On 24-07-17 16:07, David Wu wrote:
> Hmm. Why would discounting make things worse? Do you mean that you
> want the top move to drop off slower (i.e. for the bot to take longer
> to achieve the correct valuation of the top move) to give it "time"
> to search the other moves enough to find that they're also bad?

I don't want the top move to drop off slower, I just don't want to play
other moves until they've been searched to comparable "depth".

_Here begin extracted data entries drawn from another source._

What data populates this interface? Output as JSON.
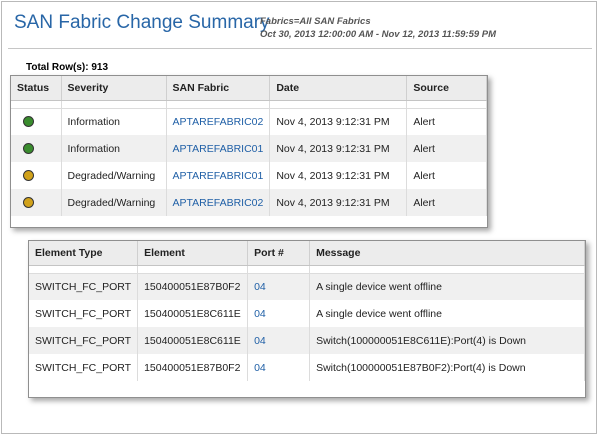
{
  "report": {
    "title": "SAN Fabric Change Summary",
    "filter_line": "Fabrics=All SAN Fabrics",
    "date_range": "Oct 30, 2013 12:00:00 AM - Nov 12, 2013 11:59:59 PM",
    "total_rows_label": "Total Row(s):",
    "total_rows_value": "913"
  },
  "table1": {
    "columns": [
      "Status",
      "Severity",
      "SAN Fabric",
      "Date",
      "Source"
    ],
    "rows": [
      {
        "status_color": "#3a8c2e",
        "severity": "Information",
        "fabric": "APTAREFABRIC02",
        "date": "Nov 4, 2013 9:12:31 PM",
        "source": "Alert"
      },
      {
        "status_color": "#3a8c2e",
        "severity": "Information",
        "fabric": "APTAREFABRIC01",
        "date": "Nov 4, 2013 9:12:31 PM",
        "source": "Alert"
      },
      {
        "status_color": "#d1a21b",
        "severity": "Degraded/Warning",
        "fabric": "APTAREFABRIC01",
        "date": "Nov 4, 2013 9:12:31 PM",
        "source": "Alert"
      },
      {
        "status_color": "#d1a21b",
        "severity": "Degraded/Warning",
        "fabric": "APTAREFABRIC02",
        "date": "Nov 4, 2013 9:12:31 PM",
        "source": "Alert"
      }
    ]
  },
  "table2": {
    "columns": [
      "Element Type",
      "Element",
      "Port #",
      "Message"
    ],
    "rows": [
      {
        "element_type": "SWITCH_FC_PORT",
        "element": "150400051E87B0F2",
        "port": "04",
        "message": "A single device went offline"
      },
      {
        "element_type": "SWITCH_FC_PORT",
        "element": "150400051E8C611E",
        "port": "04",
        "message": "A single device went offline"
      },
      {
        "element_type": "SWITCH_FC_PORT",
        "element": "150400051E8C611E",
        "port": "04",
        "message": "Switch(100000051E8C611E):Port(4) is Down"
      },
      {
        "element_type": "SWITCH_FC_PORT",
        "element": "150400051E87B0F2",
        "port": "04",
        "message": "Switch(100000051E87B0F2):Port(4) is Down"
      }
    ]
  }
}
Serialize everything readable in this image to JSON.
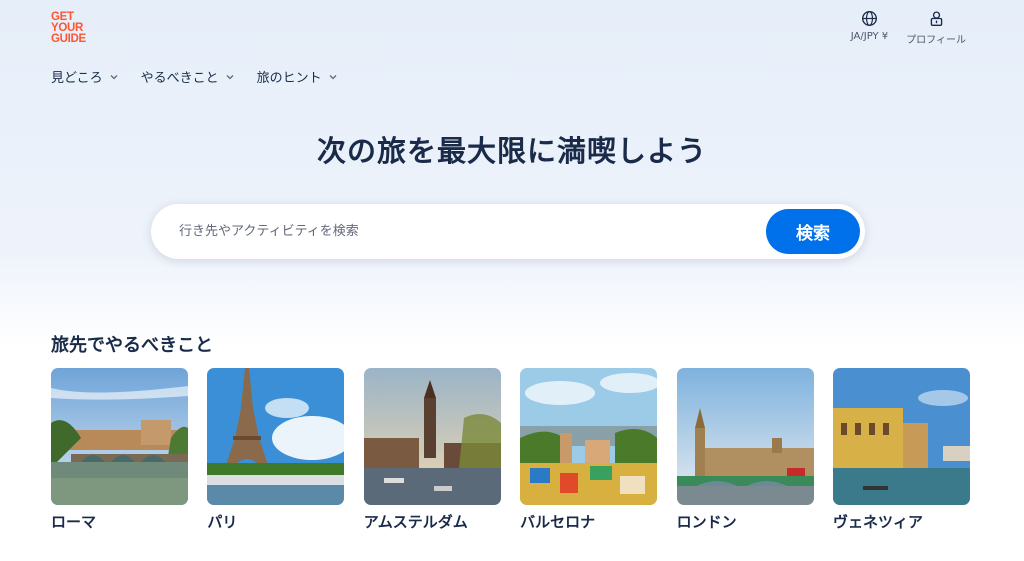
{
  "logo": {
    "line1": "GET",
    "line2": "YOUR",
    "line3": "GUIDE"
  },
  "header": {
    "language_label": "JA/JPY ¥",
    "profile_label": "プロフィール"
  },
  "nav": [
    {
      "label": "見どころ"
    },
    {
      "label": "やるべきこと"
    },
    {
      "label": "旅のヒント"
    }
  ],
  "hero": {
    "title": "次の旅を最大限に満喫しよう"
  },
  "search": {
    "placeholder": "行き先やアクティビティを検索",
    "value": "",
    "button_label": "検索"
  },
  "section": {
    "title": "旅先でやるべきこと"
  },
  "destinations": [
    {
      "name": "ローマ",
      "image_icon": "rome-bridge-photo"
    },
    {
      "name": "パリ",
      "image_icon": "eiffel-tower-photo"
    },
    {
      "name": "アムステルダム",
      "image_icon": "amsterdam-canal-photo"
    },
    {
      "name": "バルセロナ",
      "image_icon": "park-guell-photo"
    },
    {
      "name": "ロンドン",
      "image_icon": "westminster-photo"
    },
    {
      "name": "ヴェネツィア",
      "image_icon": "venice-canal-photo"
    }
  ],
  "colors": {
    "brand": "#ff5533",
    "accent": "#0071eb",
    "text": "#1a2b49"
  }
}
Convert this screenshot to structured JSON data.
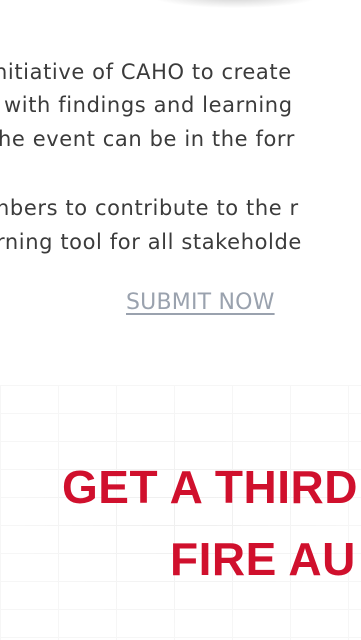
{
  "intro": {
    "lines": [
      "nitiative of CAHO to create",
      "with findings and learning",
      "he event can be in the forr"
    ],
    "lines2": [
      "nbers to contribute to the r",
      "rning tool for all stakeholde"
    ]
  },
  "cta": {
    "submit_label": "SUBMIT NOW"
  },
  "banner": {
    "heading_line1": "GET A THIRD",
    "heading_line2": "FIRE AU"
  },
  "colors": {
    "heading": "#d0102d",
    "link": "#9aa2ae",
    "body_text": "#3b3b3b"
  }
}
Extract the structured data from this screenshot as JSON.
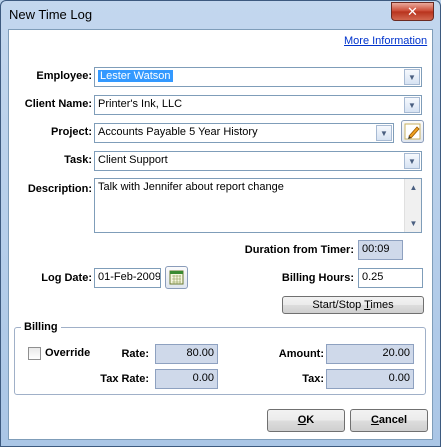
{
  "window": {
    "title": "New Time Log",
    "close_glyph": "✕"
  },
  "links": {
    "more_info": "More Information"
  },
  "form": {
    "employee": {
      "label": "Employee:",
      "value": "Lester Watson"
    },
    "client": {
      "label": "Client Name:",
      "value": "Printer's Ink, LLC"
    },
    "project": {
      "label": "Project:",
      "value": "Accounts Payable 5 Year History"
    },
    "task": {
      "label": "Task:",
      "value": "Client Support"
    },
    "description": {
      "label": "Description:",
      "value": "Talk with Jennifer about report change"
    },
    "duration": {
      "label": "Duration from Timer:",
      "value": "00:09"
    },
    "log_date": {
      "label": "Log Date:",
      "value": "01-Feb-2009"
    },
    "billing_hours": {
      "label": "Billing Hours:",
      "value": "0.25"
    },
    "start_stop": {
      "label_pre": "Start/Stop ",
      "label_ul": "T",
      "label_post": "imes"
    }
  },
  "billing": {
    "title": "Billing",
    "override": {
      "label": "Override",
      "checked": false
    },
    "rate": {
      "label": "Rate:",
      "value": "80.00"
    },
    "amount": {
      "label": "Amount:",
      "value": "20.00"
    },
    "tax_rate": {
      "label": "Tax Rate:",
      "value": "0.00"
    },
    "tax": {
      "label": "Tax:",
      "value": "0.00"
    }
  },
  "buttons": {
    "ok_ul": "O",
    "ok_rest": "K",
    "cancel_ul": "C",
    "cancel_rest": "ancel"
  },
  "icons": {
    "dropdown": "chevron-down-icon",
    "edit": "pencil-icon",
    "calendar": "calendar-icon"
  },
  "colors": {
    "selection": "#3399ff",
    "readonly_bg": "#cfd9ea",
    "link": "#0033cc"
  }
}
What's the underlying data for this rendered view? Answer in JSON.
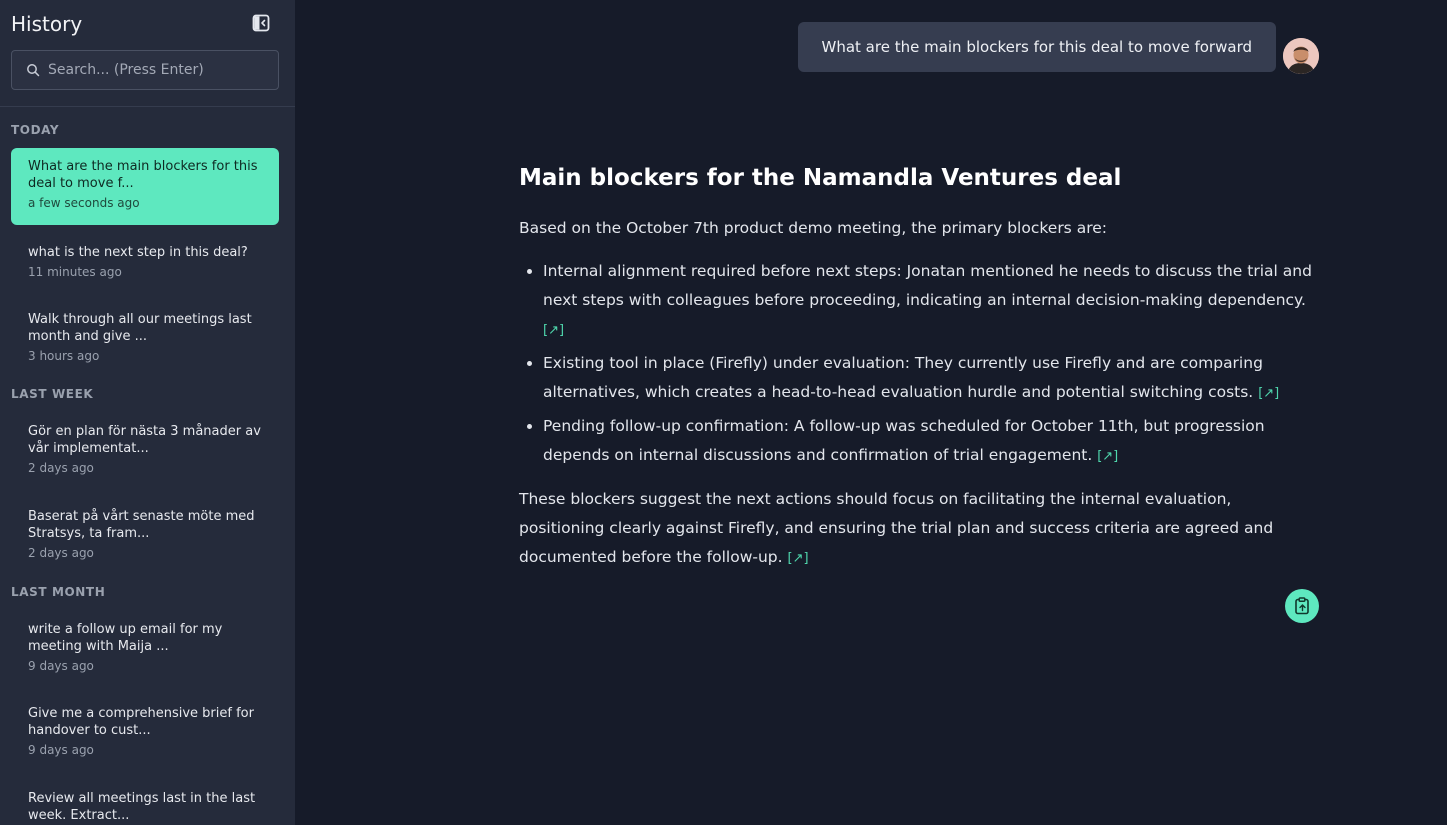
{
  "sidebar": {
    "title": "History",
    "search_placeholder": "Search... (Press Enter)",
    "groups": [
      {
        "label": "TODAY",
        "items": [
          {
            "question": "What are the main blockers for this deal to move f...",
            "time": "a few seconds ago",
            "active": true
          },
          {
            "question": "what is the next step in this deal?",
            "time": "11 minutes ago"
          },
          {
            "question": "Walk through all our meetings last month and give ...",
            "time": "3 hours ago"
          }
        ]
      },
      {
        "label": "LAST WEEK",
        "items": [
          {
            "question": "Gör en plan för nästa 3 månader av vår implementat...",
            "time": "2 days ago"
          },
          {
            "question": "Baserat på vårt senaste möte med Stratsys, ta fram...",
            "time": "2 days ago"
          }
        ]
      },
      {
        "label": "LAST MONTH",
        "items": [
          {
            "question": "write a follow up email for my meeting with Maija ...",
            "time": "9 days ago"
          },
          {
            "question": "Give me a comprehensive brief for handover to cust...",
            "time": "9 days ago"
          },
          {
            "question": "Review all meetings last in the last week. Extract...",
            "time": ""
          }
        ]
      }
    ]
  },
  "chat": {
    "user_message": "What are the main blockers for this deal to move forward",
    "answer": {
      "heading": "Main blockers for the Namandla Ventures deal",
      "intro": "Based on the October 7th product demo meeting, the primary blockers are:",
      "bullets": [
        "Internal alignment required before next steps: Jonatan mentioned he needs to discuss the trial and next steps with colleagues before proceeding, indicating an internal decision-making dependency.",
        "Existing tool in place (Firefly) under evaluation: They currently use Firefly and are comparing alternatives, which creates a head-to-head evaluation hurdle and potential switching costs.",
        "Pending follow-up confirmation: A follow-up was scheduled for October 11th, but progression depends on internal discussions and confirmation of trial engagement."
      ],
      "outro": "These blockers suggest the next actions should focus on facilitating the internal evaluation, positioning clearly against Firefly, and ensuring the trial plan and success criteria are agreed and documented before the follow-up.",
      "source_link_label": "[↗]"
    }
  },
  "colors": {
    "accent": "#5ee8bf",
    "sidebar_bg": "#252b3b",
    "main_bg": "#161b29",
    "bubble_bg": "#363d50",
    "link": "#4fd7ad"
  },
  "icons": {
    "collapse": "sidebar-collapse-icon",
    "search": "search-icon",
    "copy": "clipboard-copy-icon",
    "source": "external-link-icon"
  }
}
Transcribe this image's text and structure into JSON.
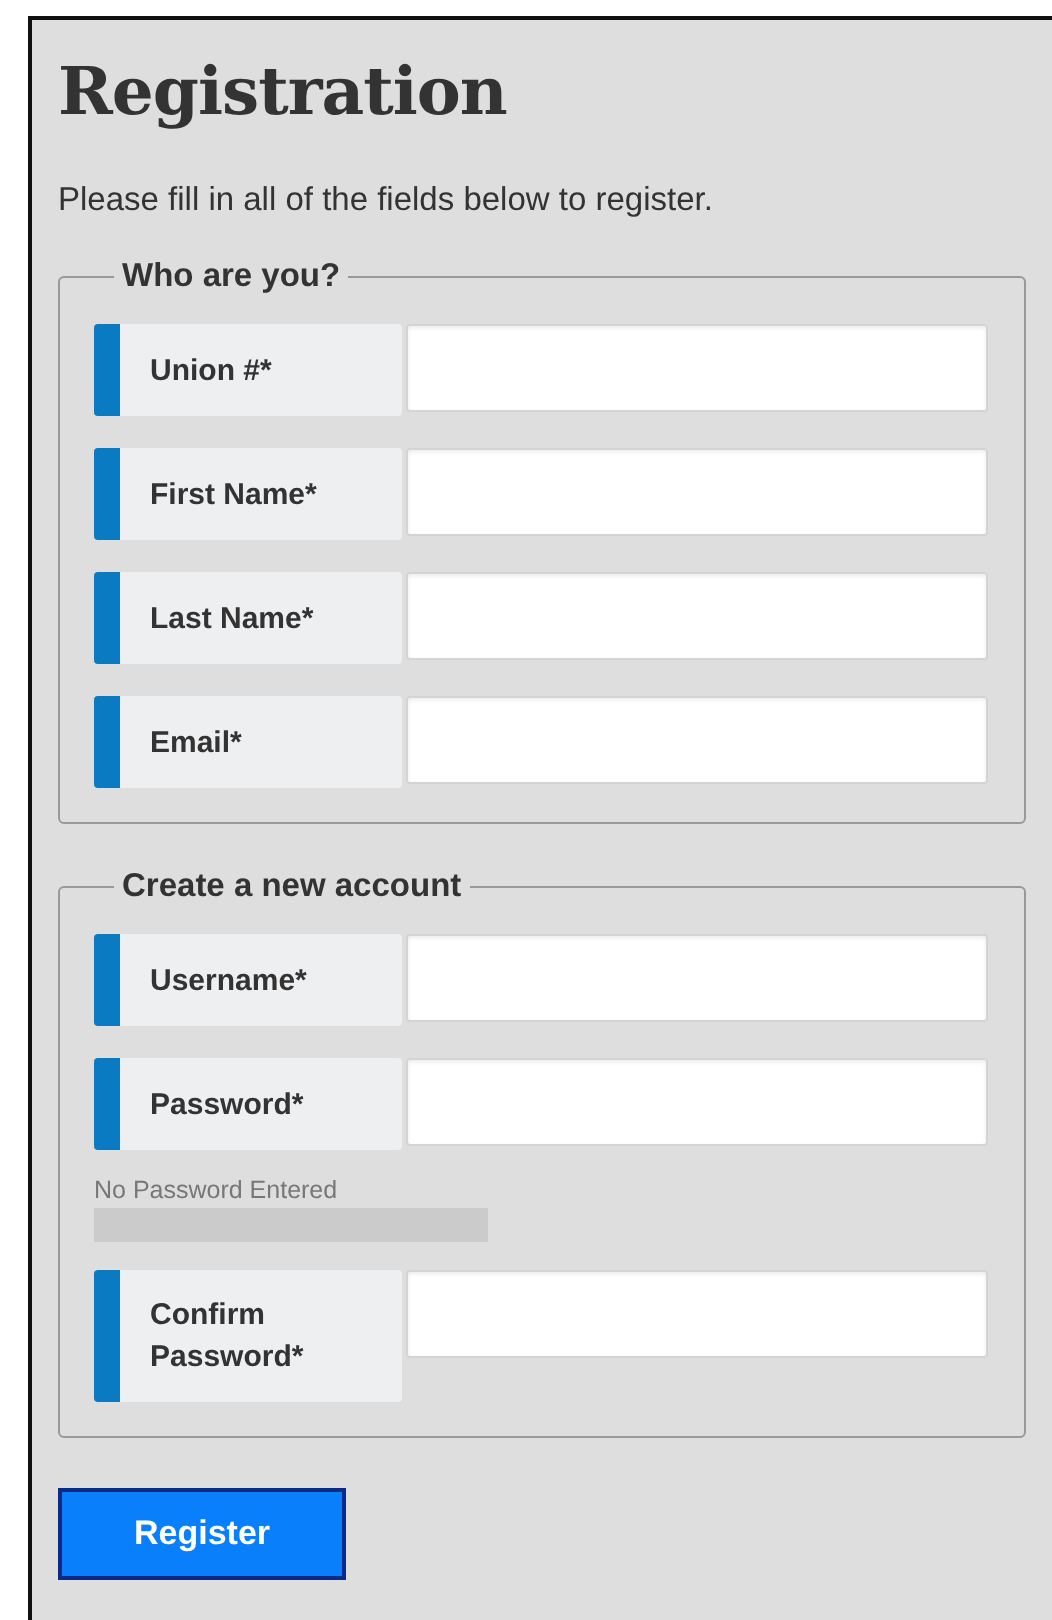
{
  "title": "Registration",
  "intro": "Please fill in all of the fields below to register.",
  "sections": [
    {
      "legend": "Who are you?",
      "fields": [
        {
          "label": "Union #*",
          "kind": "text"
        },
        {
          "label": "First Name*",
          "kind": "text"
        },
        {
          "label": "Last Name*",
          "kind": "text"
        },
        {
          "label": "Email*",
          "kind": "text"
        }
      ]
    },
    {
      "legend": "Create a new account",
      "fields": [
        {
          "label": "Username*",
          "kind": "text"
        },
        {
          "label": "Password*",
          "kind": "password"
        },
        {
          "kind": "strength",
          "text": "No Password Entered",
          "level": 0
        },
        {
          "label": "Confirm Password*",
          "kind": "password"
        }
      ]
    }
  ],
  "button": "Register"
}
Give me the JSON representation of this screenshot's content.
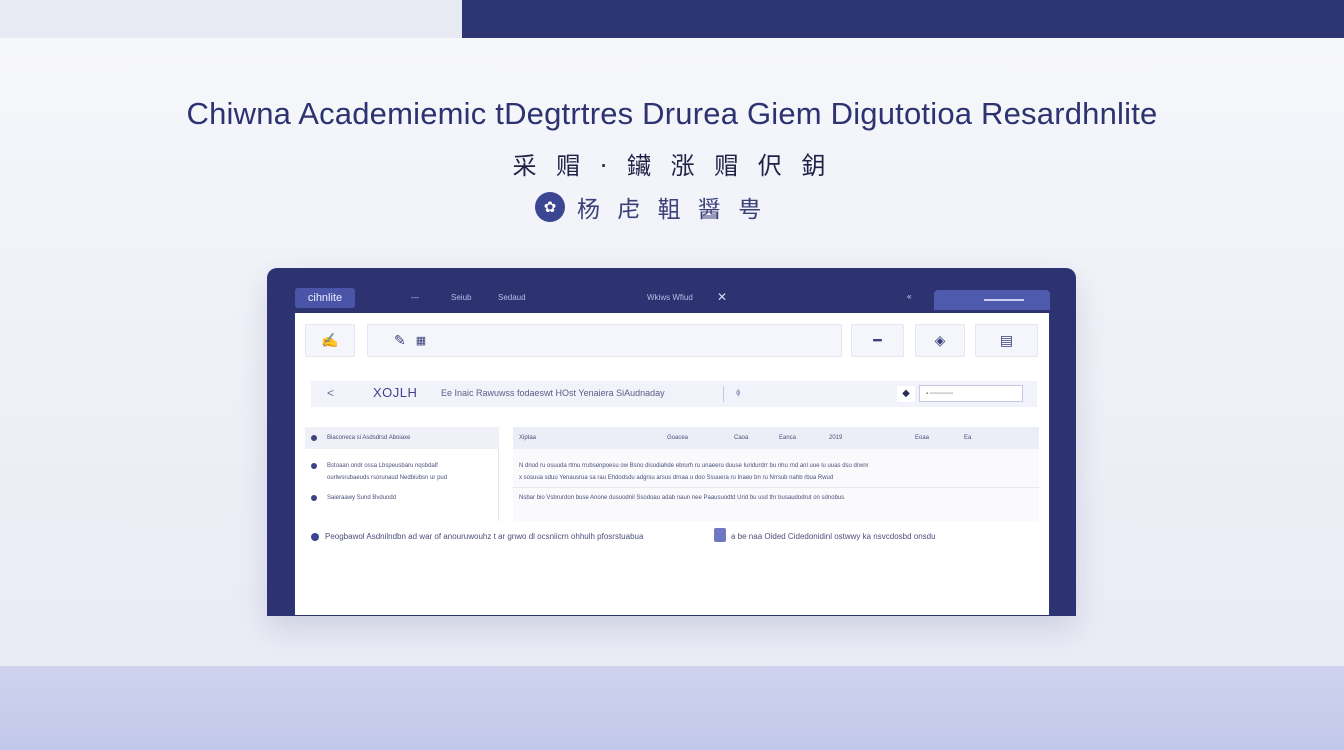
{
  "hero": {
    "headline": "Chiwna Academiemic tDegtrtres Drurea Giem Digutotioa Resardhnlite",
    "subline": "采 赗 · 鑶 涨 赗 伬 鈅",
    "brand_text": "杨 虍 靻 醤 甹",
    "brand_icon": "graduation-cap-icon"
  },
  "app": {
    "tab_label": "cihnlite",
    "nav_links": [
      "—",
      "Seiub",
      "Sedaud"
    ],
    "nav_center": "Wkiws Wfiud",
    "nav_right": "«",
    "toolbar_icons": [
      "scholar-icon",
      "document-icon",
      "ink-drop-icon",
      "report-icon"
    ],
    "crumb": {
      "back": "<",
      "title": "XOJLH",
      "description": "Ee Inaic Rawuwss fodaeswt HOst Yenaiera SiAudnaday",
      "mark": "ɸ",
      "icon": "◆",
      "search_placeholder": "▪ ▫▫▫▫▫▫▫▫▫▫▫"
    },
    "table": {
      "left_header": "Biaconeca si Asdsdrsd  Aboiaxe",
      "left_rows": [
        "Bstoaan ondr ossa Lbspeusbaru nqsbdalf",
        "ourlwsrubaeuds rsorunaud Nedbiubsn ur pud",
        "Saieraawy Sund Bvduodd"
      ],
      "right_headers": [
        "Xiptaa",
        "Goacea",
        "Caoa",
        "Eanca",
        "2019",
        "Eoaa",
        "Ea"
      ],
      "right_rows": [
        "N dnod ru osuuda rtmu rrubsenpoesu ow Bsno disodiahde ebrurh ru unaeeru duuse Iuridurdrr bu nhu rnd anl uue lu uuas dsu drwnr",
        "x sosuua sduu Yenausrua sa rau Ehdodsdu adgrsu arsus drnaa u doo Ssuuera ru Inaeu bn ru Nrrsub nahb rbua Rwud",
        "Nsbar bio Vsbrurdon buse Anone dusuodnil Ssodoau adab naun nee Paausuodtd Urid bu usd thr busaudodrut on sdnobus"
      ]
    },
    "footer_note": "Peogbawol Asdnilndbn ad war of anouruwouhz t ar gnwo dl ocsniicrn ohhulh pfosrstuabua",
    "footer_note_2": "a be naa Oided  Cidedonidinl ostwwy ka nsvcdosbd onsdu"
  }
}
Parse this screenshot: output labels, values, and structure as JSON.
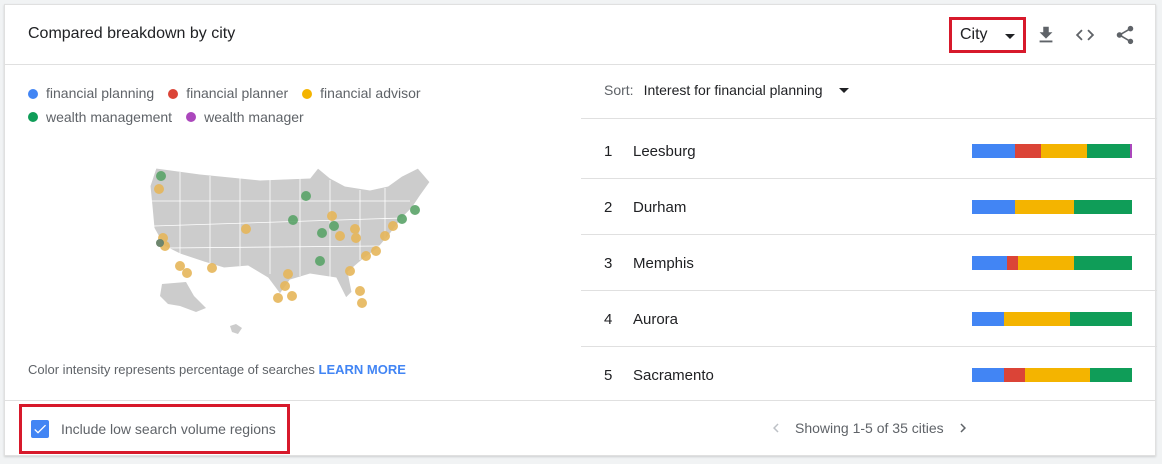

If there's a disaster lurking behind the main-variation that we only
just started to understand, the odds are, the same disaster also lurks
in a few of the alternative moves.

> I would have thought that with typical exploration policies, whether
> the top move drops off a little faster or a little slower, once its
> winrate drops down close to the other moves, the other moves should
> get a lot of simulations as well.

Yes. But the goal of the discounting is, that a new move can make it
above the old one, despite having had less total search effort.

My point is that it is not always clear this is a positive effect.

> I know that there are ways to handle this at the root, via time
> control or otherwise.

The situation isn't necessarily different here, if you consider that at
the root the best published technique is still "think longer so the new
move can overtake the old one", not "play the new move".

Anyway, not saying this can't work. Just pointing out the problem areas.

I would be a bit surprised if discounting worked for Go because it's
been published for other areas (e.g. Amazons) but I don't remember any
reports of success in Go. But the devil can be in the details (i.e. the
discounting formula) for tricks like this.